In the 1960s, the United States had the good sense not to get mired in the war in Yemen. In fact, it was one of the few instances in which the United States did not intervene in some way to counteract creeping Soviet influence. (By then, Nasser was aligned with the Soviet Union, and he even brought the Yemeni president on a Red Sea cruise with Nikita Khrushchev in 1964.) U.S. Ambassador to Britain David Bruce cabled from London in 1968 in that the war was “of no concern to UK’s national interests, nor to U.S. interests… Since Roman days, every foreign power which intervened in Yemen got bogged down in morass of inter-tribal rivalries…If Sovs wanted ‘bases’ or other facilities in Yemen…they could pay the high financial price and take political risks required.” Even when the Yemeni government explicitly invited the United States to take over Egypt’s role as patron, Secretary of State Dean Rusk deferred. “While we sympathize [with] Yemeni republican leaders desire free themselves from [Egypt’s] embrace,” Rusk cabled in 1966, intervening would be a “desperate and extremely risky gamble.”
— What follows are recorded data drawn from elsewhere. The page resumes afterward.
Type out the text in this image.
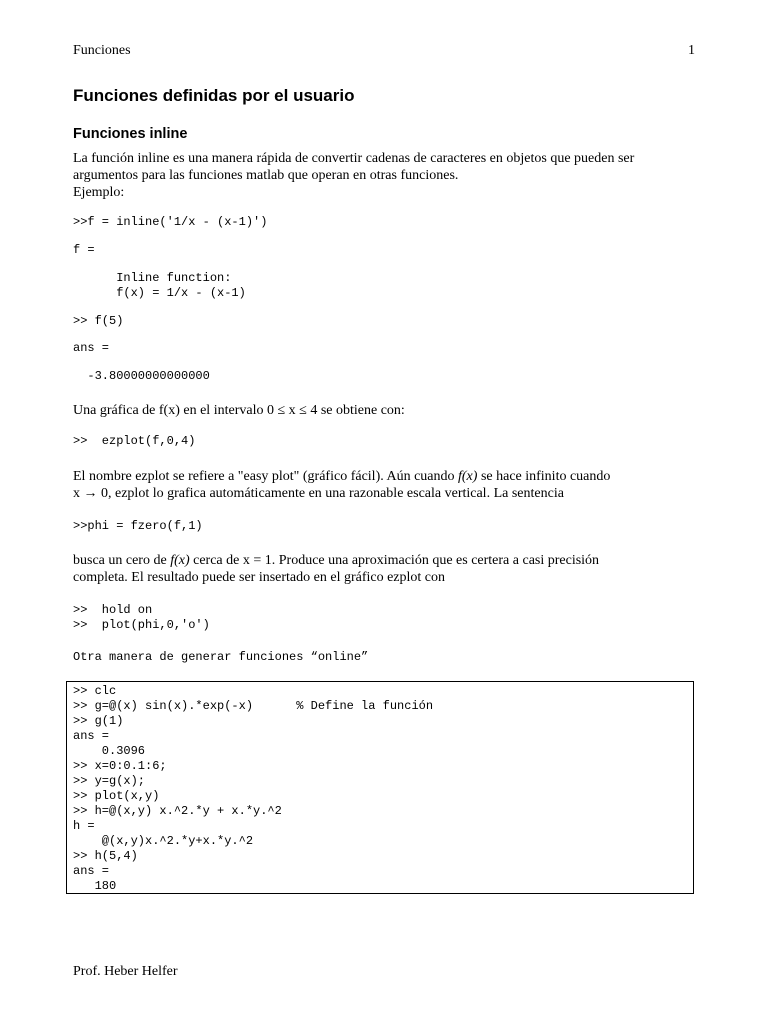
Funciones	1
Funciones definidas por el usuario
Funciones inline
La función inline es una manera rápida de convertir cadenas de caracteres en objetos que pueden ser
argumentos para las funciones matlab que operan en otras funciones.
Ejemplo:
>>f = inline('1/x - (x-1)')
f =
Inline function:
f(x) = 1/x - (x-1)
>> f(5)
ans =
-3.80000000000000
Una gráfica de f(x) en el intervalo 0 ≤ x ≤ 4 se obtiene con:
>>  ezplot(f,0,4)
El nombre ezplot se refiere a "easy plot" (gráfico fácil). Aún cuando f(x) se hace infinito cuando
x → 0, ezplot lo grafica automáticamente en una razonable escala vertical. La sentencia
>>phi = fzero(f,1)
busca un cero de f(x) cerca de x = 1. Produce una aproximación que es certera a casi precisión
completa. El resultado puede ser insertado en el gráfico ezplot con
>>  hold on
>>  plot(phi,0,'o')
Otra manera de generar funciones “online”
>> clc
>> g=@(x) sin(x).*exp(-x)      % Define la función
>> g(1)
ans =
0.3096
>> x=0:0.1:6;
>> y=g(x);
>> plot(x,y)
>> h=@(x,y) x.^2.*y + x.*y.^2
h =
@(x,y)x.^2.*y+x.*y.^2
>> h(5,4)
ans =
180
Prof. Heber Helfer
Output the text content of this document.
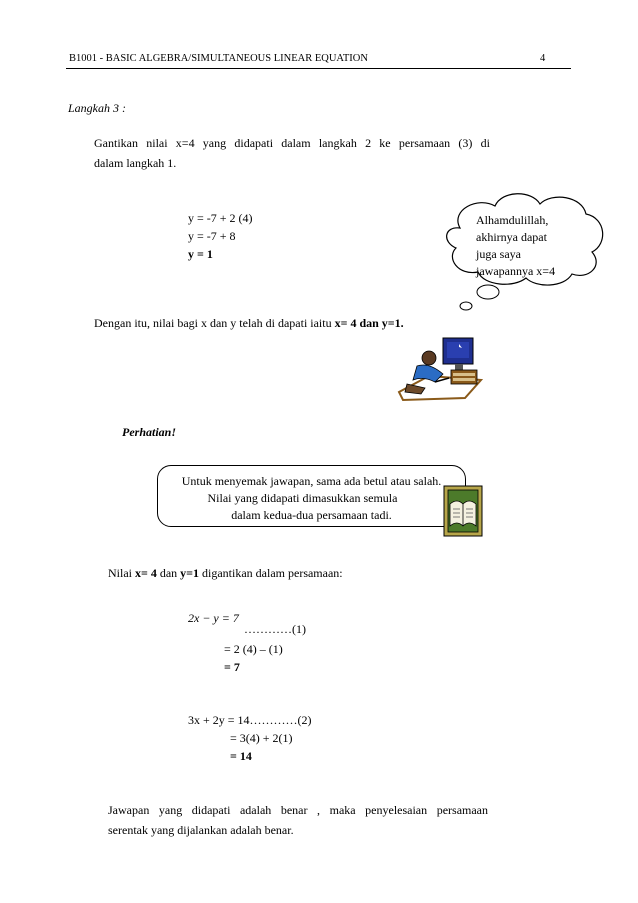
B1001 - BASIC ALGEBRA/SIMULTANEOUS LINEAR EQUATION	4
Langkah 3 :
Gantikan nilai x=4 yang didapati dalam langkah 2 ke persamaan (3) di
dalam langkah 1.
y = -7 + 2 (4)
y = -7 + 8
y = 1
Alhamdulillah,
akhirnya dapat
juga saya
jawapannya x=4
Dengan itu, nilai bagi x dan y telah di dapati iaitu x= 4 dan y=1.
Perhatian!
Untuk menyemak jawapan, sama ada betul atau salah.
Nilai yang didapati dimasukkan semula
dalam kedua-dua persamaan tadi.
Nilai x= 4 dan y=1 digantikan dalam persamaan:
2x − y = 7
…………(1)
= 2 (4) – (1)
= 7
3x + 2y = 14…………(2)
= 3(4) + 2(1)
= 14
Jawapan yang didapati adalah benar , maka penyelesaian persamaan
serentak yang dijalankan adalah benar.
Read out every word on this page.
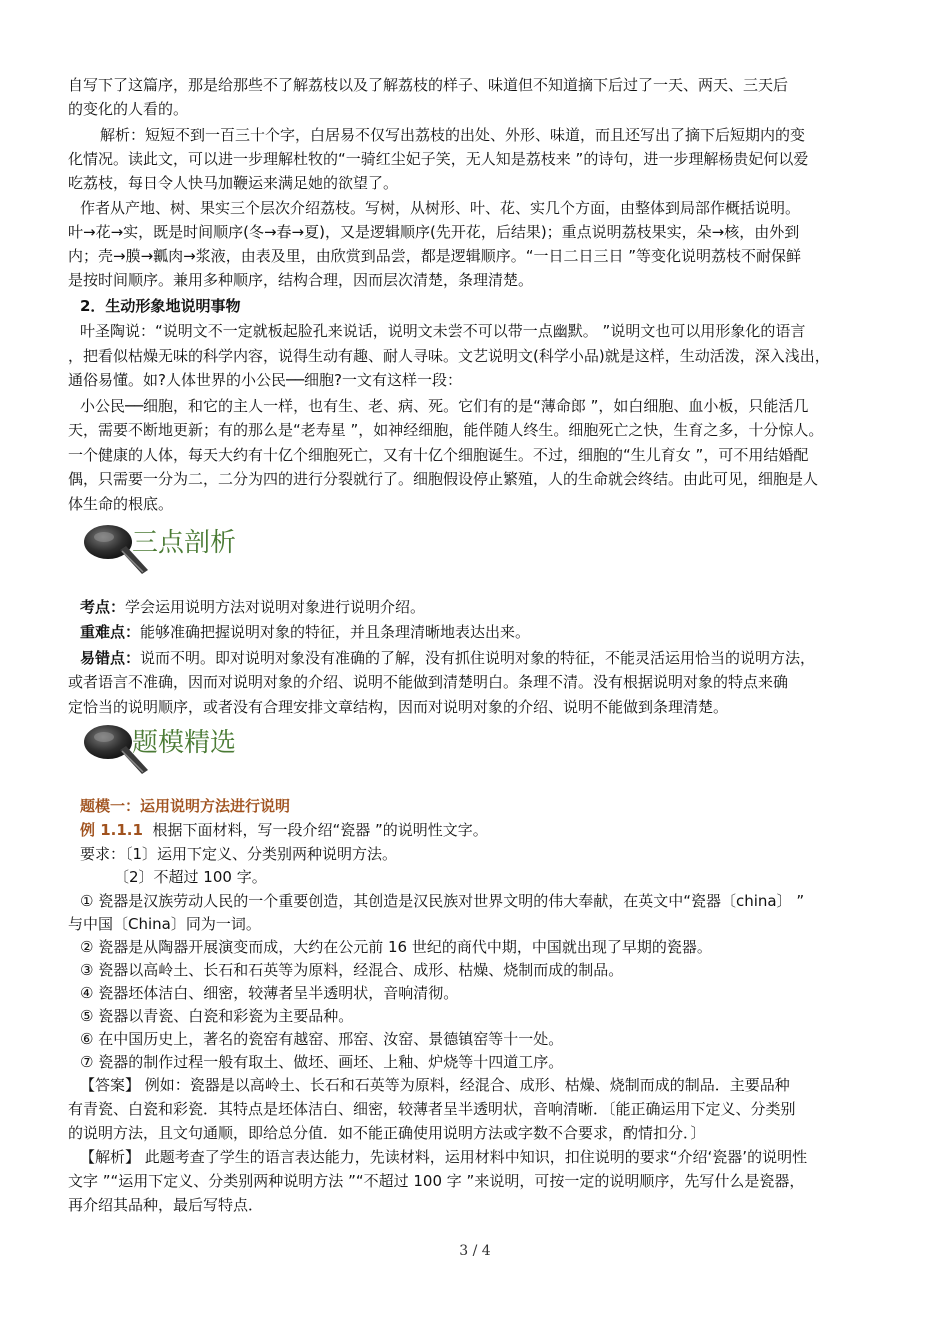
自写下了这篇序，那是给那些不了解荔枝以及了解荔枝的样子、味道但不知道摘下后过了一天、两天、三天后
的变化的人看的。
解析：短短不到一百三十个字，白居易不仅写出荔枝的出处、外形、味道，而且还写出了摘下后短期内的变
化情况。读此文，可以进一步理解杜牧的“一骑红尘妃子笑，无人知是荔枝来 ”的诗句，进一步理解杨贵妃何以爱
吃荔枝，每日令人快马加鞭运来满足她的欲望了。
作者从产地、树、果实三个层次介绍荔枝。写树，从树形、叶、花、实几个方面，由整体到局部作概括说明。
叶→花→实，既是时间顺序(冬→春→夏)，又是逻辑顺序(先开花，后结果)；重点说明荔枝果实，朵→核，由外到
内；壳→膜→瓤肉→浆液，由表及里，由欣赏到品尝，都是逻辑顺序。“一日二日三日 ”等变化说明荔枝不耐保鲜
是按时间顺序。兼用多种顺序，结构合理，因而层次清楚，条理清楚。
2．生动形象地说明事物
叶圣陶说：“说明文不一定就板起脸孔来说话，说明文未尝不可以带一点幽默。 ”说明文也可以用形象化的语言
，把看似枯燥无味的科学内容，说得生动有趣、耐人寻味。文艺说明文(科学小品)就是这样，生动活泼，深入浅出，
通俗易懂。如?人体世界的小公民──细胞?一文有这样一段：
小公民──细胞，和它的主人一样，也有生、老、病、死。它们有的是“薄命郎 ”，如白细胞、血小板，只能活几
天，需要不断地更新；有的那么是“老寿星 ”，如神经细胞，能伴随人终生。细胞死亡之快，生育之多，十分惊人。
一个健康的人体，每天大约有十亿个细胞死亡，又有十亿个细胞诞生。不过，细胞的“生儿育女 ”，可不用结婚配
偶，只需要一分为二，二分为四的进行分裂就行了。细胞假设停止繁殖，人的生命就会终结。由此可见，细胞是人
体生命的根底。
三点剖析
考点：学会运用说明方法对说明对象进行说明介绍。
重难点：能够准确把握说明对象的特征，并且条理清晰地表达出来。
易错点：说而不明。即对说明对象没有准确的了解，没有抓住说明对象的特征，不能灵活运用恰当的说明方法，
或者语言不准确，因而对说明对象的介绍、说明不能做到清楚明白。条理不清。没有根据说明对象的特点来确
定恰当的说明顺序，或者没有合理安排文章结构，因而对说明对象的介绍、说明不能做到条理清楚。
题模精选
题模一：运用说明方法进行说明
例 1.1.1 根据下面材料，写一段介绍“瓷器 ”的说明性文字。
要求：〔1〕运用下定义、分类别两种说明方法。
〔2〕不超过 100 字。
① 瓷器是汉族劳动人民的一个重要创造，其创造是汉民族对世界文明的伟大奉献，在英文中“瓷器〔china〕 ”
与中国〔China〕同为一词。
② 瓷器是从陶器开展演变而成，大约在公元前 16 世纪的商代中期，中国就出现了早期的瓷器。
③ 瓷器以高岭土、长石和石英等为原料，经混合、成形、枯燥、烧制而成的制品。
④ 瓷器坯体洁白、细密，较薄者呈半透明状，音响清彻。
⑤ 瓷器以青瓷、白瓷和彩瓷为主要品种。
⑥ 在中国历史上，著名的瓷窑有越窑、邢窑、汝窑、景德镇窑等十一处。
⑦ 瓷器的制作过程一般有取土、做坯、画坯、上釉、炉烧等十四道工序。
【答案】 例如：瓷器是以高岭土、长石和石英等为原料，经混合、成形、枯燥、烧制而成的制品．主要品种
有青瓷、白瓷和彩瓷．其特点是坯体洁白、细密，较薄者呈半透明状，音响清晰．〔能正确运用下定义、分类别
的说明方法，且文句通顺，即给总分值．如不能正确使用说明方法或字数不合要求，酌情扣分．〕
【解析】 此题考查了学生的语言表达能力，先读材料，运用材料中知识，扣住说明的要求“介绍‘瓷器’的说明性
文字 ”“运用下定义、分类别两种说明方法 ”“不超过 100 字 ”来说明，可按一定的说明顺序，先写什么是瓷器，
再介绍其品种，最后写特点．
3 / 4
This time, the United States has thrown its weight behind the Saudi intervention. This extends far beyond the rhetorical support that has come from the White House and almost every corner of Congress — as Micah Zenko noted on Monday, the United States is providing live intelligence feeds to assist Saudi bombing operations. “Make no mistake,” he writes, “the United States is a combatant in this intervention.” This U.S. support comes despite the fact that almost every single Middle East expert writing about Yemen thinks the intervention is questionable at best, and probably a dangerous mistake. As do many Yemenis.

The Saudis have miscalculated and the United States is enabling its recklessness. The Saudi intervention will inevitably push the Houthis closer to Iran — which, despite press reports and Saudi paranoia, has relatively little stake in the rebels. It will also turn Yemenis against Saudi Arabia. There have been large protests against the strikes, which have hit civilian targets including an internally displaced persons camp and a milk factory. The blockade of the country threatens to create food shortages and a humanitarian crisis — some Yemenis are already fleeing to Somalia. “We will all be Houthis if troops come to our country,” a shop owner in the capital city of Sanaa told Yemeni activist Farea al-Muslimi. “This is our home and no one is allowed to break into it.” Saudi Arabia and Egypt still don’t understand the battlefield in which they are fighting.

The United States needs to look for a way to deescalate this before these trends become irreversible. That means looking for opportunities to start negotiations, possibly with Oman — which has stayed out of the Saudi intervention and is providing humanitarian aid — as a mediator. To the extent that the United States continues to participate in military operations, it should be doing its best to rein in the Saudis. As Brookings’ Kenneth Pollack wrote last week, “This is one of those situations where the United States needs to restrain its allies for their own good.” If the parties can come to the negotiating table soon, there is a small chance that this could possibly be the crisis necessary to restart Yemen’s stalled political transition process. The window for any favorable outcome, though, will close quickly — and may have closed already. The Saudis and the United States need to consider the consequences: Are they ready to accept the consequences of turning another civil war into a Cold War proxy?

Dana Stuster is a policy analyst at the National Security Network and a retired researcher for Tom Ricks, as seen in The Generals.